Although ‘Great Heights & Nosedives’ doesn’t stray too far from any of ROAM‘s previous releases, there are clear improvements in both songwriting and production throughout the record. ‘Playing Fiction’ was revealed as the album’s lead single, and holds up as one of the strongest tracks. With crunchy guitars and upbeat vocal melodies, it’s a perfect pop-punk summer anthem.

With ‘Backbone’, ROAM offered up a stellar acoustic song in ‘Tracks’, and on ‘Great Heights & Nosedives’ sees them providing a more intricate ballad with ‘Curtain Call’ – a full-band driven, emotional track that balances its dynamics wonderfully.

Once the album hits its halfway point, it seems to become a lot more consistent. While ‘Alive’ and ‘The Rich Life Of A Poor Man’ do hold up well, they have a tendency to sound quite like filler tracks, and ‘Alive’ isn’t a particularly striking way to start the record.

‘Scatterbrain’ and ‘Flatline’ are respectively two of the best songs on the album.
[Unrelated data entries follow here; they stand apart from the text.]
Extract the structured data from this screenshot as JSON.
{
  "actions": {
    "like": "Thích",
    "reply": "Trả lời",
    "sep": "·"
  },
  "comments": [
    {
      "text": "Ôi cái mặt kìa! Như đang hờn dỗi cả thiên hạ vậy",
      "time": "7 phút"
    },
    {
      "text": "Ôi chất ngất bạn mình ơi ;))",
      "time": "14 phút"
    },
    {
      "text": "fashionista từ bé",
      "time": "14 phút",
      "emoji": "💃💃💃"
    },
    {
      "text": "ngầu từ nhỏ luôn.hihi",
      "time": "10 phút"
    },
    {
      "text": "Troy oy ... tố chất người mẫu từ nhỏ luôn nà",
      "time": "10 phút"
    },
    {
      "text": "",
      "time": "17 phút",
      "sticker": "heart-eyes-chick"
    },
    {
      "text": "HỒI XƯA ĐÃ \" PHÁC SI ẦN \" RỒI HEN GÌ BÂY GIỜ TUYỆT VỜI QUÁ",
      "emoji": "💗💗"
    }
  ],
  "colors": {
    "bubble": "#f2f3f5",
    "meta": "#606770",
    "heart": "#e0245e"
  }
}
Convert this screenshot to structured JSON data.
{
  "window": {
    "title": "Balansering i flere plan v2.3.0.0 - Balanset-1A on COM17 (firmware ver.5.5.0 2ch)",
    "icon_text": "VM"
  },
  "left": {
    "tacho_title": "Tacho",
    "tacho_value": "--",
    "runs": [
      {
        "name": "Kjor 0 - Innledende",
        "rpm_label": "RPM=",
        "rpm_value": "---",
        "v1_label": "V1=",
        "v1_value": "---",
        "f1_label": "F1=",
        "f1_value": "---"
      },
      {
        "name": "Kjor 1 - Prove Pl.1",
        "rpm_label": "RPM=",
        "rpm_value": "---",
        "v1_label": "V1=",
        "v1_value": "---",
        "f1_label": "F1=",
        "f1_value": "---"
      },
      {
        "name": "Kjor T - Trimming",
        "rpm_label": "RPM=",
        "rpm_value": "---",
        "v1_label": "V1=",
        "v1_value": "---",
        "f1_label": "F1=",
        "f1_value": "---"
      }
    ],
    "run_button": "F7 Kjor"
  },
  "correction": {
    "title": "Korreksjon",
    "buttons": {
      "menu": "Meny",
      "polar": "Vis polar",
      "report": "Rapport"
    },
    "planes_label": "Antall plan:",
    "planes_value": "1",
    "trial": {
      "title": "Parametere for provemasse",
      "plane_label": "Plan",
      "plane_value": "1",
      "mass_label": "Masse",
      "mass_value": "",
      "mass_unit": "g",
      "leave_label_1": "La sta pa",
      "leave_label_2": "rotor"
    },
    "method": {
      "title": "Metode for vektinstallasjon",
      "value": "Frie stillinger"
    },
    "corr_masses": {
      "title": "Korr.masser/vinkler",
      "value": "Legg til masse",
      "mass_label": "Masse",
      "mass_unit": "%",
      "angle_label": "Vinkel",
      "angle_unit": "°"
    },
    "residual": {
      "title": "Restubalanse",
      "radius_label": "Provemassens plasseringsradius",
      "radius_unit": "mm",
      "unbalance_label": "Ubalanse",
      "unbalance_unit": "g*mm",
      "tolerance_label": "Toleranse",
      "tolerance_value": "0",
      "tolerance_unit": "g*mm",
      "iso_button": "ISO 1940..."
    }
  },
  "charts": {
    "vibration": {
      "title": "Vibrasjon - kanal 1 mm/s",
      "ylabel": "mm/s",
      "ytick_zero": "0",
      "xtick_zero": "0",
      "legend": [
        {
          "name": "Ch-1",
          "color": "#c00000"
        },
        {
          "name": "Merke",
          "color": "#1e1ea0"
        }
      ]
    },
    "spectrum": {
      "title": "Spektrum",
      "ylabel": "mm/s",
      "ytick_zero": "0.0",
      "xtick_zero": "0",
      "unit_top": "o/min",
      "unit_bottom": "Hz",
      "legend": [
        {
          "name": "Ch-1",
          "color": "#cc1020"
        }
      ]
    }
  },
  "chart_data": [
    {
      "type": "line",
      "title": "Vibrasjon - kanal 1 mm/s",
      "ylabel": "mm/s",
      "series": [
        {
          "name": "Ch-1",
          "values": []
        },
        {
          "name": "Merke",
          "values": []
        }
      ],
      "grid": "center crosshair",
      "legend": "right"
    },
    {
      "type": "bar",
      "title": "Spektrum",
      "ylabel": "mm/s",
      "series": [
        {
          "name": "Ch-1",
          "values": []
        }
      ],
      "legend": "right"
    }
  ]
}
Alex Costello (vocals) and Alex Adam (vocals/guitar) deliver some excellent call and response vocals in the former of the two, and the latter is a hard-hitting track that’s reminiscent of ‘Chuck’ era Sum 41. ‘Home’ closes out the record nicely with some traditional pop-punk gang vocals in an uplifting anthem about belonging no matter where you are.

With ‘Great Heights & Nosedives’, ROAM have proved that they’re more than a one trick pony by showcasing some new influences and elements throughout the eleven tracks. Both musically and lyrically, this is definitely a step up from ‘Backbone’, and shows that ROAM have a pretty bright future ahead of them.